In today’s fast-paced world, brand reputation can change within hours. Businesses can add social media streams to GPT-4o to understand sentiments. When negative sentiment spikes, the GPT triggers alerts. Business managers to make interventions to address the issues. The business can also understand the sentiments surrounding competitors for comparison.
Analysing transaction data allows businesses to predict customer behaviour and personalise shopping experiences. They can also use such insights to orchestrate targeted and relevant marketing campaigns.
Another emerging area of application is dynamic pricing. Combining GPT-4 with streaming transaction data allows businesses to adjust demand-based pricing.
The Limitations
The above methods enable using genAI applications that solve live business problems.
But as of now, LLMs have a limit to the input that the prompts can accept. Such limits, or context window, include the input data and also all possible outputs. GPT is expanding the context window fast. But in the near term, the limited context window limits the possibilities of prepending relevant information to the feeds.
There is always the challenge of maintaining data quality in the information streams and embeddings.
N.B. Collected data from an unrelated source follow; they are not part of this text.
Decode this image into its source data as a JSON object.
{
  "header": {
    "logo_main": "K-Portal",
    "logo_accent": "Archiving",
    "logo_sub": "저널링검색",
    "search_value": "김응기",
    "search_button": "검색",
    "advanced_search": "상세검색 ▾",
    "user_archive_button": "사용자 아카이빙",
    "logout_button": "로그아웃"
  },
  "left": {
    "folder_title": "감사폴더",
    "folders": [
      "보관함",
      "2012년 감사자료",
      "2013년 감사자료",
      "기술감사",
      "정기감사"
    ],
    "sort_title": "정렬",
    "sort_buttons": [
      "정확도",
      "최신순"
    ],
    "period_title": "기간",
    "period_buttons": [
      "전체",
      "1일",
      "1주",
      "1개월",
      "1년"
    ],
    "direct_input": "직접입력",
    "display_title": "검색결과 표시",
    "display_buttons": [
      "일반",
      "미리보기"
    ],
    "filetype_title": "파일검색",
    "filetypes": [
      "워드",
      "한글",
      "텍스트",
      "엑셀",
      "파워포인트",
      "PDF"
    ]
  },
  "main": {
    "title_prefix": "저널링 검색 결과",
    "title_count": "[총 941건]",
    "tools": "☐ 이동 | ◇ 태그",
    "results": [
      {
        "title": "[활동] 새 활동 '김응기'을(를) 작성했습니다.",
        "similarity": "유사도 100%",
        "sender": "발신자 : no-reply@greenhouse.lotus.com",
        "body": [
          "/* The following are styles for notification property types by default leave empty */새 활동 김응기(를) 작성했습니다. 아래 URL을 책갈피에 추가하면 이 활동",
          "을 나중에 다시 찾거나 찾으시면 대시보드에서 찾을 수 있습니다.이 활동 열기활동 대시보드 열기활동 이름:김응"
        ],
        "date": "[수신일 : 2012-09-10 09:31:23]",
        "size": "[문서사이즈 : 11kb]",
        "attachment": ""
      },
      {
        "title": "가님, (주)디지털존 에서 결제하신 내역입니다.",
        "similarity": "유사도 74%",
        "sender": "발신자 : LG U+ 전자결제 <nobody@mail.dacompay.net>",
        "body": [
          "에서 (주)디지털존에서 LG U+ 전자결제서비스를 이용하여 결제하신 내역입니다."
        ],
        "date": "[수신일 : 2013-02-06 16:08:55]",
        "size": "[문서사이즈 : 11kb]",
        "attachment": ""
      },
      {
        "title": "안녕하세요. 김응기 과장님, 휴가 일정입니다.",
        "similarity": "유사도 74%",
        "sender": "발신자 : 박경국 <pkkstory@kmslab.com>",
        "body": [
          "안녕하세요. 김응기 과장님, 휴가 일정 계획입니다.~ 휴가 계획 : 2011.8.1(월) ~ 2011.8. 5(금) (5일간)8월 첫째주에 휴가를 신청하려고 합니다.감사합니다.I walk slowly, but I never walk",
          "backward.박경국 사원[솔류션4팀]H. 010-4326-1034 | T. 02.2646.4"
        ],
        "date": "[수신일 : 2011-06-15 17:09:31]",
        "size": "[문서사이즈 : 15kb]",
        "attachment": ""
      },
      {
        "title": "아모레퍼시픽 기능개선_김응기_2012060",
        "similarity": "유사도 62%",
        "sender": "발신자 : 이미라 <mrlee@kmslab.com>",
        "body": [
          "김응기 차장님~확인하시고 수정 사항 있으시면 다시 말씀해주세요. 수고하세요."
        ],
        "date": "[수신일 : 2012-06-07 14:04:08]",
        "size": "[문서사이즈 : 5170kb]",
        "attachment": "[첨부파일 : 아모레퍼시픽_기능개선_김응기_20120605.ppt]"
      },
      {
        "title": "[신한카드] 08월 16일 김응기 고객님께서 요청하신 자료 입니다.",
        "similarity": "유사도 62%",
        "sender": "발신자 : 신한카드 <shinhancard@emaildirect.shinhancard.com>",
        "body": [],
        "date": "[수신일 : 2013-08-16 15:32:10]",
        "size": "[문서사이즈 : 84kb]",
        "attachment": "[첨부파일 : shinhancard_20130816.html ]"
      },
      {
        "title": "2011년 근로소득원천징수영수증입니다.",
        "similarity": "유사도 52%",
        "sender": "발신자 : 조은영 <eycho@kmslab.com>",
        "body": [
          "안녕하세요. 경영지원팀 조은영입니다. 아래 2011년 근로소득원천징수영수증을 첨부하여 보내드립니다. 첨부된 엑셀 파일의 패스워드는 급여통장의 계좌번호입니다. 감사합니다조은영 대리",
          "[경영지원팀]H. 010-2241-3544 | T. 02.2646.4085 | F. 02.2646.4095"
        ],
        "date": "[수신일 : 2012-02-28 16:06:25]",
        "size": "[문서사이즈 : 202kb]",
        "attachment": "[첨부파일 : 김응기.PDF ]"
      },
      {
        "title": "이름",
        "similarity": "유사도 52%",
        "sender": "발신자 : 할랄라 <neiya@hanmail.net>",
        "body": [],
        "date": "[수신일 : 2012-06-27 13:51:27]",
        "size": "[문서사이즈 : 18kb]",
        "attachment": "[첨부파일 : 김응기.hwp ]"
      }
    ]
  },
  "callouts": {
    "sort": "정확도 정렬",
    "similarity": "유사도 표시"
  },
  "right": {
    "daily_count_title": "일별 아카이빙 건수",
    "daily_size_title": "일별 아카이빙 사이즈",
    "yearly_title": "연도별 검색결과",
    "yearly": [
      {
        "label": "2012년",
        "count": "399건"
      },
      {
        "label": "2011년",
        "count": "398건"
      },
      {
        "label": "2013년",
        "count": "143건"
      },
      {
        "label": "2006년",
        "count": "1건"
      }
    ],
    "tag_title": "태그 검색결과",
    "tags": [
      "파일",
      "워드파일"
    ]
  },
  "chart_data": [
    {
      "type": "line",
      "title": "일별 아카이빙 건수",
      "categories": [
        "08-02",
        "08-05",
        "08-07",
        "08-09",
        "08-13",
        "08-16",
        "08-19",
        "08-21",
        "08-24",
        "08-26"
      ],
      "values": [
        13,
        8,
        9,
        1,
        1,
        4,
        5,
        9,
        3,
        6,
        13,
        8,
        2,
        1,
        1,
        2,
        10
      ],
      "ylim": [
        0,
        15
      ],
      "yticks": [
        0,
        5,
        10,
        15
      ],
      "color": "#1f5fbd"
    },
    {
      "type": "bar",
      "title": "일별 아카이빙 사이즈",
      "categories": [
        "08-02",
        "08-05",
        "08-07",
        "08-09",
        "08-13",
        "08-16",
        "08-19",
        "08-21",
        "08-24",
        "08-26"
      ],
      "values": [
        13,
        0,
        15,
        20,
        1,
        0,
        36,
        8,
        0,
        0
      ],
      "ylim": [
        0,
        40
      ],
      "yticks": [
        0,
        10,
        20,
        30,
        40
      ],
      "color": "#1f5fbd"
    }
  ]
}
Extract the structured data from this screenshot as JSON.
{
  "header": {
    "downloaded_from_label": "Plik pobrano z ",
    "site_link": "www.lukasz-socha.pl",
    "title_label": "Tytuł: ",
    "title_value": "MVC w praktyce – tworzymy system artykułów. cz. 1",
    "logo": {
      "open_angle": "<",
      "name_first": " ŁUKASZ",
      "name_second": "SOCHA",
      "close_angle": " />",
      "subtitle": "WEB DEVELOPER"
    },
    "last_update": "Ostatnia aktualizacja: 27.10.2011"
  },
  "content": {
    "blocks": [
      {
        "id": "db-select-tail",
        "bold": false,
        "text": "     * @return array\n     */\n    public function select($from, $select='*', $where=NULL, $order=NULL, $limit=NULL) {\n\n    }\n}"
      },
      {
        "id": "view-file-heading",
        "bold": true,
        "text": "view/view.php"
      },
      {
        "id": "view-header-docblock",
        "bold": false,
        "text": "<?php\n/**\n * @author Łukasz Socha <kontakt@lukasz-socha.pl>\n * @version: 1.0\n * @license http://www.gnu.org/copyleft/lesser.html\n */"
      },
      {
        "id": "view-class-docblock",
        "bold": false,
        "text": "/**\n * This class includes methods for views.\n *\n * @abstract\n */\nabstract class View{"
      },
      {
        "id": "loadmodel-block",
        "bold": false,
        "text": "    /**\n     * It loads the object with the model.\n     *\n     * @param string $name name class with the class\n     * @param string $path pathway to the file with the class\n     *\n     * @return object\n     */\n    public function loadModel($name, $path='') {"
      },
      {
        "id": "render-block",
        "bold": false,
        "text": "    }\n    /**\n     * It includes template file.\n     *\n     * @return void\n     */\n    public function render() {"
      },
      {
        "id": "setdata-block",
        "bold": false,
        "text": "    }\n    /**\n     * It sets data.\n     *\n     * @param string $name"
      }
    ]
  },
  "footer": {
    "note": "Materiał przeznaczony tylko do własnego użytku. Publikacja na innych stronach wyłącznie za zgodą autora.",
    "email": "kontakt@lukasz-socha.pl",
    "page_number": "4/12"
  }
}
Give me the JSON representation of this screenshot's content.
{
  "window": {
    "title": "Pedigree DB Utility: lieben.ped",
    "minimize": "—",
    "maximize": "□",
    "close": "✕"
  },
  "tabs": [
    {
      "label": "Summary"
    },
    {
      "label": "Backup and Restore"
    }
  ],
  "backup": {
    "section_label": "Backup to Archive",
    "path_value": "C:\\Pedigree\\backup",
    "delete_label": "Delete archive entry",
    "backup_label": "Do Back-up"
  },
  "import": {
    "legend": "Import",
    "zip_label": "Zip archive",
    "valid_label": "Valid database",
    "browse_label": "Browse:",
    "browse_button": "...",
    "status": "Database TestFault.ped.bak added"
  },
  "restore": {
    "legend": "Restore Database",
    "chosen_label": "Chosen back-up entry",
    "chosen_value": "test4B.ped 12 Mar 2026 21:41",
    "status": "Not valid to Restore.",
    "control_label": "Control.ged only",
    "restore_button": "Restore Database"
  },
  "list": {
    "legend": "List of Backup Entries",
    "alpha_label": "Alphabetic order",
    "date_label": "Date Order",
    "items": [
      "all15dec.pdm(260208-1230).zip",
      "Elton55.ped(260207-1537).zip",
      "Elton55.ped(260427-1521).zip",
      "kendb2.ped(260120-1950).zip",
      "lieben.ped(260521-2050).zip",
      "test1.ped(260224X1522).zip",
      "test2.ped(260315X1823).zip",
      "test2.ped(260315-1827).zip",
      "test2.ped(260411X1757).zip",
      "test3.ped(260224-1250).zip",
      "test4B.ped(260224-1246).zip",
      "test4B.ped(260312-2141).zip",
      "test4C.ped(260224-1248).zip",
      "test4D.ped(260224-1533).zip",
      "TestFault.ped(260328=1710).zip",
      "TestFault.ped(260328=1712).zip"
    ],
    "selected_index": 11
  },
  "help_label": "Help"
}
Inaccuracies or biases in data streams make the insights unreliable. Robust validation and fine-tuning of data are crucial to ensure accuracy and reduce the risk of unreliable outputs.
The business also needs to maintain transparency in data usage, catering to the growing trend of Responsible AI.
A bigger worry is the risk of prompt injection attacks. Enterprising hackers can use the same technique of prepending to get GPT to act in malicious ways. The success of the architecture would depend on implementing strong controls against injection.
Side-by-side, the business cannot lose sight of data protection regulations such as GDPR.
State-of-the-art streaming platforms such as Confluent enable businesses to build robust data feeds. These feeds make live business data accessible to GPT models in double-quick time.